SAN JOSE, Calif.—The enterprise and Hadoop should be the perfect marriage for the next wave of corporate data analysis technology. What could be more enticing than a technology platform that promises to mix the old with the new and come up with "voila!"—a computing engine to outpace your competition?
At this week's 2013 Hadoop summit, 2,500 enthusiastic attendees were treated to sessions that included "Hadoop Turns a Corner and Sees the Future," "Hadoop Powers Next-Generation Enterprise Data Architectures" and "Putting Hadoop to Work in the Enterprise." While Hadoop has indeed matured over the six summits since its foundational roots were established in 2005, current enthusiasm is not yet being translated into broad corporate acceptance.
Gartner Research Vice President Merv Adrian gave attendees a preview of Gartner's 2013 big data survey. The survey delved into investments in big data and found an "intractable third of the marketplace"—meaning the companies with no plans to invest in big data projects remained essentially unchanged from 2012's results. The only significant shift was in sharp decline in respondents who answered they did not know if their company had a big data plan: from 11 percent in 2012 to 5 percent in 2013.
While big data (which is tough to define in the first place) is not an exact match for Hadoop uptake, the term and the vendors building their business around the Hadoop open-source Apache project are intertwined. Those vendors—led by conference sponsor Hortonworks—and the attendees are ready for an outpouring of Hadoop-based projects. But what will it take to move that "intractable third" into the corporate investment stage.
Hadoop supporters are hoping that the features added into Hadoop 2.0—notably the YARN resource manager—will convince even those intractable ones to move into the planning and then into the implementation category. The YARN feature in Hadoop 2.0 has some compelling enterprise characteristics.
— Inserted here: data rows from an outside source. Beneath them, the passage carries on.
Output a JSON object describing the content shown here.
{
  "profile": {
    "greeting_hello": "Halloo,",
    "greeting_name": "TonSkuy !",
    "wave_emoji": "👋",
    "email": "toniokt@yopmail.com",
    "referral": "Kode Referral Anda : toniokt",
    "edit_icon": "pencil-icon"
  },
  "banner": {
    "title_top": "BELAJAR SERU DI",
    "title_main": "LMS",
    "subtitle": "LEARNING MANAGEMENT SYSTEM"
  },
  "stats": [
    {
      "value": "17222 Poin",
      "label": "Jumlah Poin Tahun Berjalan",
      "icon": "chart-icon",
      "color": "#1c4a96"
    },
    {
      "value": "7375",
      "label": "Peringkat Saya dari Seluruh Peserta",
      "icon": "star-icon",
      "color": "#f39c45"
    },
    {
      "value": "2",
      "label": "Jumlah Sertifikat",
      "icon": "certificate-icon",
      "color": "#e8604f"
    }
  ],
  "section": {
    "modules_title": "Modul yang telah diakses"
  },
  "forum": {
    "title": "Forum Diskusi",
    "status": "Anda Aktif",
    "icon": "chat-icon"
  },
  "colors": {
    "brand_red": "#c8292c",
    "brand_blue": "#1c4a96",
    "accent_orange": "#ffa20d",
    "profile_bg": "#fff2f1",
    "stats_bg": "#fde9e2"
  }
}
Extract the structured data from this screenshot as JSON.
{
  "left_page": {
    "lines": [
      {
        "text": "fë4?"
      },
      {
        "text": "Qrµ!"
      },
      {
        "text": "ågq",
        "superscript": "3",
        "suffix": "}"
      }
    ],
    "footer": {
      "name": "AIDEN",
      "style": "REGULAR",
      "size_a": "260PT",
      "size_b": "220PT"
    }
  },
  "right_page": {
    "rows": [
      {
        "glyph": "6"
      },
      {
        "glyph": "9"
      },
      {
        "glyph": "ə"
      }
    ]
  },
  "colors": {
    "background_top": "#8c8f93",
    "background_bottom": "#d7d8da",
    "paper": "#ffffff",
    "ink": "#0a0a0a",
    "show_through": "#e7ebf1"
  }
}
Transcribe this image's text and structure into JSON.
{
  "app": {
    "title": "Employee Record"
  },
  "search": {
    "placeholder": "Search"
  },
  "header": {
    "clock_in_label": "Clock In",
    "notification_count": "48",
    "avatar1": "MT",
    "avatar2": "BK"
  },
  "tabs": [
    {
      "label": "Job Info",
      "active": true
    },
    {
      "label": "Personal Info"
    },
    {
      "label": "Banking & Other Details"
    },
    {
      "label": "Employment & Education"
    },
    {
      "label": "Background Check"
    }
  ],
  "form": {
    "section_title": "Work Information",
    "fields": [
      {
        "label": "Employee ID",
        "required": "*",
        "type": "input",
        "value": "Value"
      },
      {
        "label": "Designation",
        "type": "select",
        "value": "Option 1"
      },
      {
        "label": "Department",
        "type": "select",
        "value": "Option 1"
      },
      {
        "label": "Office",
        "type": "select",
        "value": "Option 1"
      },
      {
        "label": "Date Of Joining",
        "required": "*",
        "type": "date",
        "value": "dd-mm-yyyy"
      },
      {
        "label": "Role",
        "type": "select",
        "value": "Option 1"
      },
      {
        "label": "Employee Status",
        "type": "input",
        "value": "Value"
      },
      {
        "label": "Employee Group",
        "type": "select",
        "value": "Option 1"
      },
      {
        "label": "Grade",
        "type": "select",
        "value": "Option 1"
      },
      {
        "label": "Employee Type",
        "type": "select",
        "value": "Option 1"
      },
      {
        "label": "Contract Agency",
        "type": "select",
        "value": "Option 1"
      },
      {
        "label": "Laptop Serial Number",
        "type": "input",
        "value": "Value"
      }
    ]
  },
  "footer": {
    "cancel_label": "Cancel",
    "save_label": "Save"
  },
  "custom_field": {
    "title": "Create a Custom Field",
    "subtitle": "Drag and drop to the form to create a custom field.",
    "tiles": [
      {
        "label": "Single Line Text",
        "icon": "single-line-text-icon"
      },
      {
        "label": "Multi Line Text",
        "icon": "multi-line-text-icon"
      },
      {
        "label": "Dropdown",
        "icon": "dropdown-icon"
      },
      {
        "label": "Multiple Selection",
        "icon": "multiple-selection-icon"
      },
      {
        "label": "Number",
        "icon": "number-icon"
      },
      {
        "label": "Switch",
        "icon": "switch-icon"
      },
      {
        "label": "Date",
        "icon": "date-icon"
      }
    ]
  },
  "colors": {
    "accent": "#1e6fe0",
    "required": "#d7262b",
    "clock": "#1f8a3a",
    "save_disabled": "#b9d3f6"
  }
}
YARN (yet another resource negotiator) is a big step in moving Hadoop from its massively scalable, but batch-oriented single-application roots to a multi-application engine. In his blog, Arun Murthy (one of the first Hadoop developers), said that "with YARN we now have the ability to run SQL IN Hadoop. For by being in Hadoop (built on YARN), it becomes part of the platform itself and can be managed by YARN to ensure that multiple use cases can be addressed. Why stop at SQL? What about machine learning or modeling? What about processing events (data) as they arrive? Would it be not nice to manage all of these through a common system?"